MILAN — Yoox Group SpA said Thursday that adjusted net profits surged 38.3 percent to 4.4 million euros, or $4.8 million, in the first six months of the year, lifted by gains in all its markets worldwide and currency tailwinds. The figure does not include the noncash costs relating to existing share-based incentive plans, the nonrecurring items related to the merger with Net-a-porter, net of their related tax effect. Earnings stood at 100,000 euros, or $109,000 after nonrecurring costs of 5.2 million euros, or $5.7 million, related to the merger, and 1 million euros, or $1.1 million, of noncash incentive plan costs. This compares with 3.2 million euros, or $3.5 million, in the same period last year.

Revenues rose 19.6 percent to 284.6 million euros, or $311.2 million, compared with 238 million euros, or $260 million last year.

“In line with the strategy defined at the beginning of the year, Yoox delivered a marked acceleration in net revenue growth in the second quarter of 2015, confirming its position as a high-growth company,” said founder and chief executive officer Federico Marchetti. In the second quarter, revenues grew 23.2 percent. “We are reaping the rewards of all the efforts of Yoox’s people who continue to work together with dedication and passion.”

During a conference call with analysts, Marchetti underscored the acceleration in the second quarter, driven by the performance in Europe and Asia and foreign exchange tailwinds.

New chief financial and corporate officer Enrico Cavatorta also said that tailwinds were “beyond expectations.” He said he expected these will “continue to have a positive effect but to a lesser extent, a few percentage points less” in the rest of the year.

During the call, Marchetti also referred to preparations in light of the merger with Net-a-porter, which will be effective in October. Related costs are expected to total between 15 million and 20 million euros, or $16.4 million and $21.9 million, by the end of the year, ranging from legal and accounting to consulting fees. Corporate development and financial communications director Silvia Scagnelli said the company is “not wasting time,” on preparing the merger, having set up an integration office, and fueling communication with its employees, with “frequent updates” on an internal Web site. Scagnelli said Yoox is working with Boston Consulting Group and, while declining to provide additional details, described the preparation with the expression: “So far so good, with no surprises.”

Remarking on the merger, Marchetti said he had met with the “top management team” in New York and London. “I have never seen so many talents under one roof, I am superpositive.”

In the first half, earnings before interest, taxes, depreciation and amortization excluding incentive plan costs totaled 19.2 million euros, or $ 20.1 million, up 2.6 percent compared to last year.

The multibrand business line, which includes Yoox.com, Thecorner.com and Shoescribe.com, grew 18.9 percent to 206.8 million euros, or $226 million.

In the second quarter, revenues accelerated, climbing 22.7 percent driven by Yoox.com, which benefited from new marketing and commercial initiatives implemented during the period.

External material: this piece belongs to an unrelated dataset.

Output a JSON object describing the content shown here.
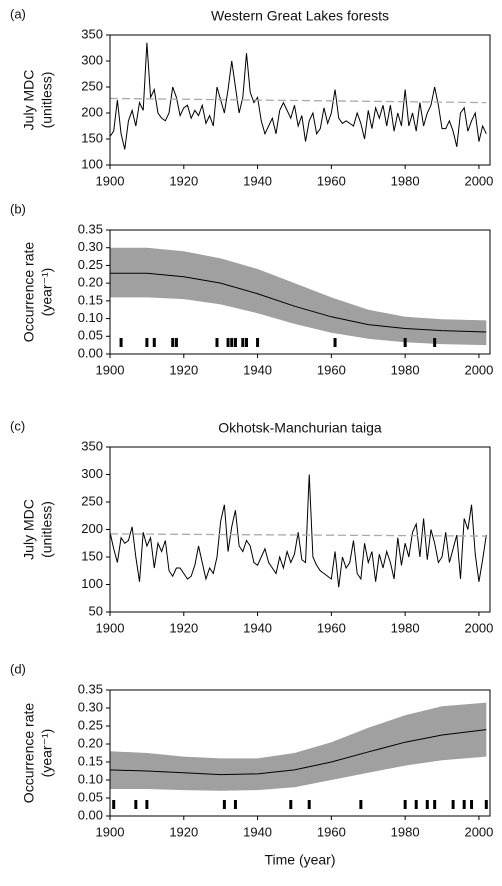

In particular, marking the 15th anniversary of Yoox, a new TV campaign was launched in Italy and later, for the first time, also in the U.S. With the aim of further enriching Yoox.com, a new Travel area was launched in May. At the end of June, the multibrand business line accounted for 72.7 percent of sales.

The monobrand division, with 38 online flagships, ranging from Giorgio Armani to Ermenegildo Zegna, grew 21.3 percent to 77.8 million euros, or $85 million, accounting for 27.3 percent of total

The figures reflected “the brilliant results” of the joint venture with Kering and of most of the division’s brand portfolio, and the effect of the strong appreciation of the dollar against the euro, said Marchetti.

North America, the group’s biggest market, saw revenues spike 40.6 percent to 70.5 million euros, or $77.1 million. At constant exchange, sales grew 15.1 percent.

Sales in Italy were up 13.4 percent, totaling 43.9 million euros, or $48 million.

Europe was up 11.9 percent and Russia benefitted from the gradual improvement of the euro/ruble.

Japan grew 8 percent and other countries surged 67 percent thanks to the excellent results of Yoox.com in China and Hong Kong.

Scagnelli said “China is performing extremely well,” with a “nearly triple-digit growth, and offers huge potential. There are opportunities, even more so as a combined group.”

To further develop its global techno-logistics platform, capital expenditures totaled 25.5 million euros, or $27.9 million, compared with 17.2 million euros, or $18.8 million, in the same period of the previous year.

The group also continued with the rollout of cross-channel functionalities for its monobrand partners, and two new services were introduced: “Buy On Call,” which enables customers to buy over the phone, and “Click For Fashion Advice,” to receive style advice.

As of June 30, the group’s net debt stood at 8.5 million euros , or $9.3 million, compared to a positive net financial position of 31 million euros, or $33.9 million, at the end of December 2014.

“In light of the proven effectiveness of the Yoox business model worldwide and the positive outlook for the online luxury retail market, it is reasonable to expect that the Yoox group will continue to see business growth in 2015,” said the company.